= Sbardun =

Welsh musician and composer

Alun Huws (26 September 1948 - 15 December 2014), known professionally as Sbardun, was a Welsh musician and songwriter, known mainly for founding 1970s folk band Y Tebot Piws. He worked exclusively in Welsh and only gave one English language interview to the music press.

Sbardun was born in Caernarfonshire, Wales, and grew up in the village of Penrhyndeudraeth, where he formed a skiffle band with his brother. In 1968, when at college in Cardiff, he formed folk rock band Y Tebot Piws with three college friends, which was credited with beginning the 1970s rock scene in Wales.

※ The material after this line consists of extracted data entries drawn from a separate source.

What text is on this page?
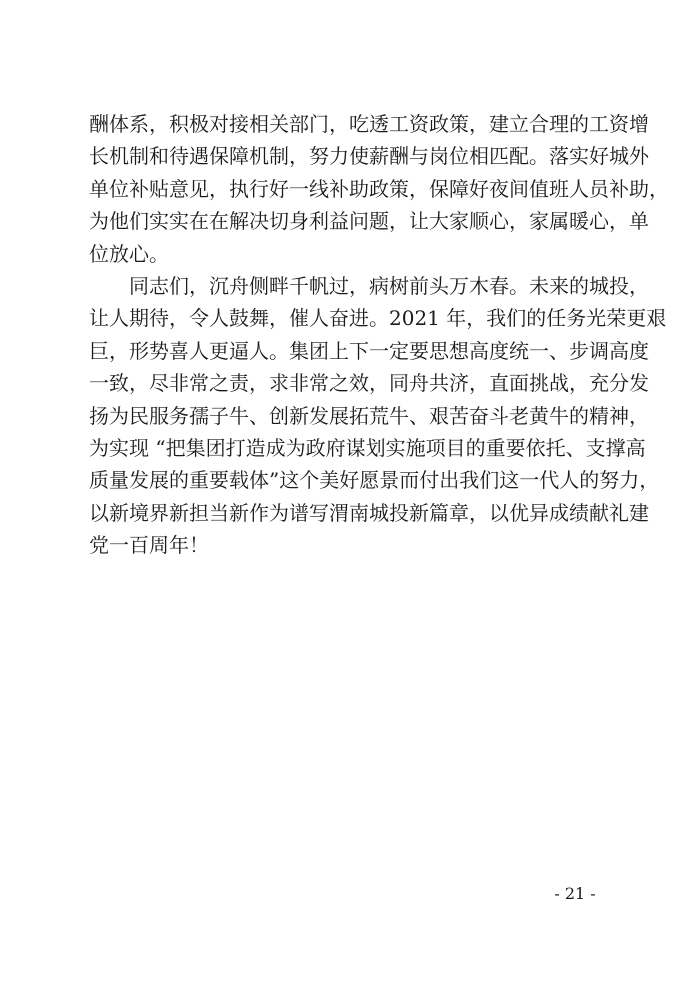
酬体系，积极对接相关部门，吃透工资政策，建立合理的工资增
长机制和待遇保障机制，努力使薪酬与岗位相匹配。落实好城外
单位补贴意见，执行好一线补助政策，保障好夜间值班人员补助，
为他们实实在在解决切身利益问题，让大家顺心，家属暖心，单
位放心。
同志们，沉舟侧畔千帆过，病树前头万木春。未来的城投，
让人期待，令人鼓舞，催人奋进。2021 年，我们的任务光荣更艰
巨，形势喜人更逼人。集团上下一定要思想高度统一、步调高度
一致，尽非常之责，求非常之效，同舟共济，直面挑战，充分发
扬为民服务孺子牛、创新发展拓荒牛、艰苦奋斗老黄牛的精神，
为实现 “把集团打造成为政府谋划实施项目的重要依托、支撑高
质量发展的重要载体”这个美好愿景而付出我们这一代人的努力，
以新境界新担当新作为谱写渭南城投新篇章，以优异成绩献礼建
党一百周年！
- 21 -
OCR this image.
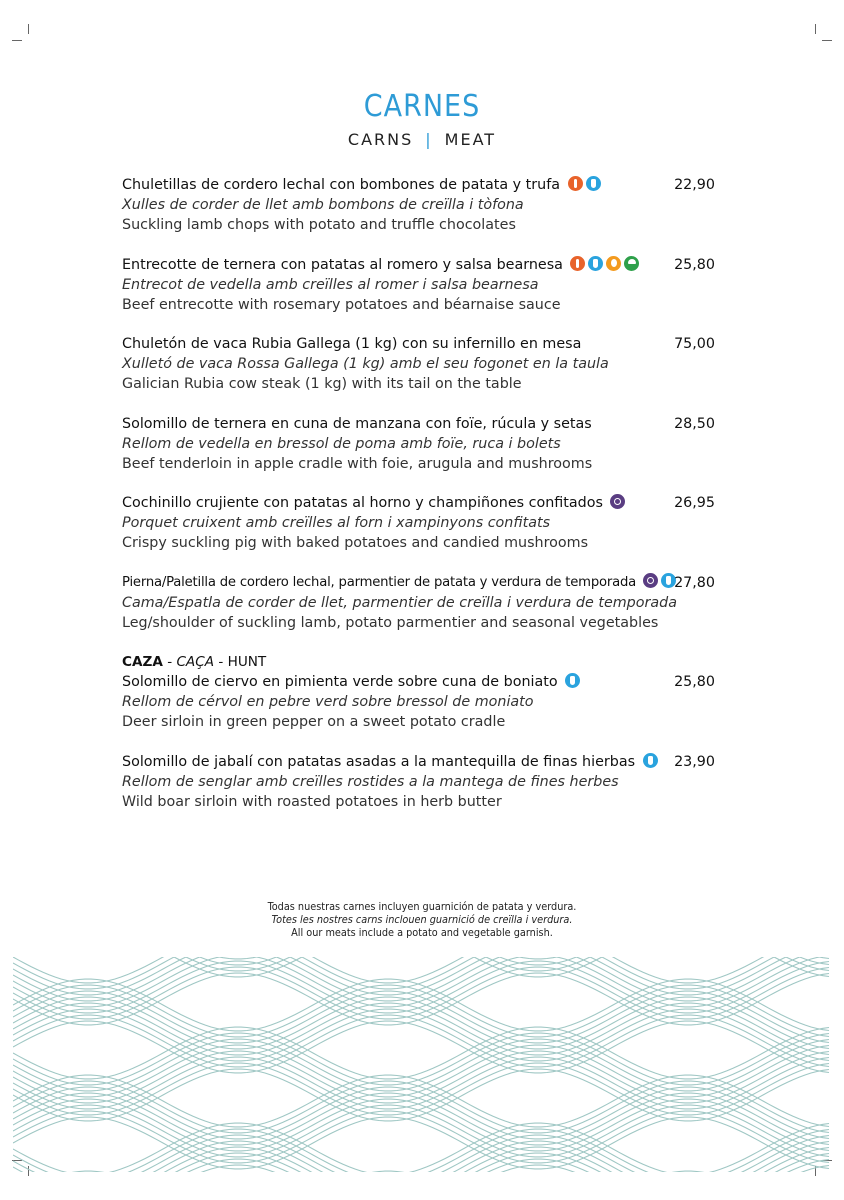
CARNES
CARNS | MEAT
Chuletillas de cordero lechal con bombones de patata y trufa
Xulles de corder de llet amb bombons de creïlla i tòfona
Suckling lamb chops with potato and truffle chocolates
22,90
Entrecotte de ternera con patatas al romero y salsa bearnesa
Entrecot de vedella amb creïlles al romer i salsa bearnesa
Beef entrecotte with rosemary potatoes and béarnaise sauce
25,80
Chuletón de vaca Rubia Gallega (1 kg) con su infernillo en mesa
Xulletó de vaca Rossa Gallega (1 kg) amb el seu fogonet en la taula
Galician Rubia cow steak (1 kg) with its tail on the table
75,00
Solomillo de ternera en cuna de manzana con foïe, rúcula y setas
Rellom de vedella en bressol de poma amb foïe, ruca i bolets
Beef tenderloin in apple cradle with foie, arugula and mushrooms
28,50
Cochinillo crujiente con patatas al horno y champiñones confitados
Porquet cruixent amb creïlles al forn i xampinyons confitats
Crispy suckling pig with baked potatoes and candied mushrooms
26,95
Pierna/Paletilla de cordero lechal, parmentier de patata y verdura de temporada
Cama/Espatla de corder de llet, parmentier de creïlla i verdura de temporada
Leg/shoulder of suckling lamb, potato parmentier and seasonal vegetables
27,80
CAZA - CAÇA - HUNT
Solomillo de ciervo en pimienta verde sobre cuna de boniato
Rellom de cérvol en pebre verd sobre bressol de moniato
Deer sirloin in green pepper on a sweet potato cradle
25,80
Solomillo de jabalí con patatas asadas a la mantequilla de finas hierbas
Rellom de senglar amb creïlles rostides a la mantega de fines herbes
Wild boar sirloin with roasted potatoes in herb butter
23,90
Todas nuestras carnes incluyen guarnición de patata y verdura.
Totes les nostres carns inclouen guarnició de creïlla i verdura.
All our meats include a potato and vegetable garnish.
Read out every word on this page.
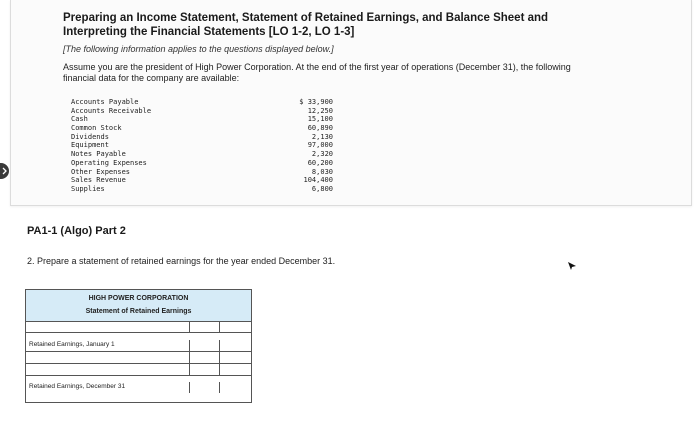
Preparing an Income Statement, Statement of Retained Earnings, and Balance Sheet and Interpreting the Financial Statements [LO 1-2, LO 1-3]
[The following information applies to the questions displayed below.]
Assume you are the president of High Power Corporation. At the end of the first year of operations (December 31), the following financial data for the company are available:
Accounts Payable	$ 33,900
Accounts Receivable	12,250
Cash	15,100
Common Stock	60,890
Dividends	2,130
Equipment	97,000
Notes Payable	2,320
Operating Expenses	60,200
Other Expenses	8,030
Sales Revenue	104,400
Supplies	6,800
PA1-1 (Algo) Part 2
2. Prepare a statement of retained earnings for the year ended December 31.
HIGH POWER CORPORATION
Statement of Retained Earnings
Retained Earnings, January 1
Retained Earnings, December 31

Y Tebot Piws was disbanded in 1972 and Sbardun joined folk band Ac Eraill, who composed the first Welsh language rock opera in 1974.

Y Tebot Piws reformed in 2002 and in 2008 released a collection of rock songs with a Celtic/Gaelic twist. They released a farewell album, Ta Ta Tebot, in 2011.

Sbardun died at the Heath Hospital in Cardiff on 15 December 2014.

A special edition of the Welsh language music programme, Y Stiwdio Gefn, was broadcast in December 2015, where a number of musicians performed music written by Sbardun. At the 2016 National Eisteddfod of Wales a new prize was to be awarded, with a trophy and £500 prize to be provided by Sbardun's widow, Gwenno Huws. The Sbardun Memorial Trophy competition and prize was to be for the best original folk song.